Key Facts and Data Points
- Summit: India‑AI Impact Summit 2026 (24‑26 Feb 2026)\
- Signatories: 89 countries & international organisations (including USA, China)\
- Declaration Principle: Sarvajan Hitaya, Sarvajan Sukhaya (welfare of all)\
- Seven ‘Chakras’: Framework covering democratization, trusted AI, research collaboration, social empowerment, human capital, resilience & innovation\
- Investment Pledges: > USD 250 billion for data‑centres & semiconductor fabs; USD 20 billion for deep‑tech VC\
- Compute Expansion: Existing GPUs 38,000 → +20,000 GPUs; target >100,000 GPUs by end‑2026\
- Indigenous Models: Sarvam‑30B (30 B parameters) & Sarvam‑105B (105 B parameters); BharatGen Param2 (17 B, 22 Indian languages)\
- Strategic Alliances: Joined US‑led Pax Silica (semiconductor security) and signed India‑US AI Opportunity Partnership\
- Policy Initiatives: IndiaAI Mission 2.0, MANAV Vision (Moral, Accountable, National sovereignty, Accessible, Valid), UPI‑style AI Playbook for MSMEs\
Background and Context
- The declaration builds on India’s Digital Public Infrastructure (DPI) – UIDAI, UPI, DigiLocker – positioning it as a global model for inclusive digital services.\
- It reflects a shift from AI safety‑centric regimes (e.g., EU AI Act) to a democratic diffusion approach, aiming to bridge the digital divide, especially for the Global South.\
- The summit coincided with rising geopolitical competition over semiconductor supply chains, prompting the Pax Silica alliance.
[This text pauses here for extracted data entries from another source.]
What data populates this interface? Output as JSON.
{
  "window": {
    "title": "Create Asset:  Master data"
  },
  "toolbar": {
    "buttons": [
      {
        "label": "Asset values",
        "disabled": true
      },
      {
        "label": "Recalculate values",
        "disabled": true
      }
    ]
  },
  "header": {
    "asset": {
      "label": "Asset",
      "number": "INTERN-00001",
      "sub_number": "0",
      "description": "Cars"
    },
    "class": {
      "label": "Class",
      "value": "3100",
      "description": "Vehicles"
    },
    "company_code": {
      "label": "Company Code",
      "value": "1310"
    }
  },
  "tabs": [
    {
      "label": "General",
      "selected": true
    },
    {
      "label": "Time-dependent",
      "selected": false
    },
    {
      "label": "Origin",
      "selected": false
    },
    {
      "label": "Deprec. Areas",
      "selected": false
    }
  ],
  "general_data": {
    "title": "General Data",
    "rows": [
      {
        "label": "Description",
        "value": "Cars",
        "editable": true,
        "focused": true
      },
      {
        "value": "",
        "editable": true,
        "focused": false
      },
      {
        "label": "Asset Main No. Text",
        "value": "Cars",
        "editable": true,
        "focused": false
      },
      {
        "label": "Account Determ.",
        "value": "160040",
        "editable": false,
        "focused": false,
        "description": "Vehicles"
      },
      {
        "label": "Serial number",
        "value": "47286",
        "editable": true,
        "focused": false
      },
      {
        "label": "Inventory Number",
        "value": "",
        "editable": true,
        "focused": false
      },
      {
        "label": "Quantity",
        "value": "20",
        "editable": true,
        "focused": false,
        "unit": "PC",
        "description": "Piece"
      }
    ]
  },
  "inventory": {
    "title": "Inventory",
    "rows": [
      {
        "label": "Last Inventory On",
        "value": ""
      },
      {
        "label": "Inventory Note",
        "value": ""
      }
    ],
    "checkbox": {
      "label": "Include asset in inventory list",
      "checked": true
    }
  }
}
Significance for India / Governance / Policy
- Sovereign AI: Indigenous foundation models reduce dependence on foreign platforms, safeguard data sovereignty and enhance strategic autonomy.\
- Economic Growth: Massive GPU procurement and semiconductor investments are expected to create a $250 bn AI ecosystem, boosting MSME productivity via the AI Playbook.\
- Human Capital: Skilling & reskilling initiatives under the MANAV Vision aim to up‑skill the 5.8 million IT workforce, mitigating displacement risks.\
- Sustainable AI: Voluntary Guiding Principles on Resilient, Innovative, Efficient AI push for green data‑centres and energy‑efficient algorithms.
Related Constitutional / Legal Provisions
- Article 19(1)(a) & (g): Freedom of speech and the right to practice any profession – supports open AI innovation while requiring reasonable restrictions for security.\
- Data Protection Bill (draft): Aligns with the declaration’s emphasis on trusted AI and data sovereignty.\
- National Security Act: Provides a legal basis for protecting critical semiconductor infrastructure under the Pax Silica framework.
Challenges & Concerns
- Non‑binding nature: Voluntary commitments lack enforcement mechanisms; no global verification body.\
- Absence of red‑lines: Unlike the EU AI Act, the declaration does not prohibit high‑risk AI applications (e.g., predictive policing).\
- Infrastructure gaps: Current compute capacity and semiconductor fab ecosystem are insufficient for competing with US/China.\
- Environmental impact: Data‑centre water consumption (~11 lakh litres/day) raises sustainability concerns.
Way Forward for Inclusive AI
- Operationalise the Three Sutras (People, Planet, Progress): Embed MANAV Vision in all public‑sector AI projects.\
- Scale the Reskilling Playbook: Partner with industry to certify AI‑ready talent for MSMEs.\
- Institutionalise Trusted AI Commons: Create a multilateral technical standards body to move beyond voluntary pledges.\
- Promote Green AI: Incentivise renewable‑powered data‑centres and low‑power algorithms.\
- Strengthen Semiconductor Mission (ISM 2.0): Accelerate indigenous chip design and fab capacity.
Potential UPSC Questions\
- Mains: Discuss how the New Delhi Declaration shifts AI governance from safety‑centric to democratic diffusion and its implications for the Global South.\
- Prelims: Which of the following were pledged at the India‑AI Impact Summit 2026? (a) USD 250 bn for AI infrastructure (b) Creation of Sarvam‑105B model (c) Joining Pax Silica alliance (d) All of the above.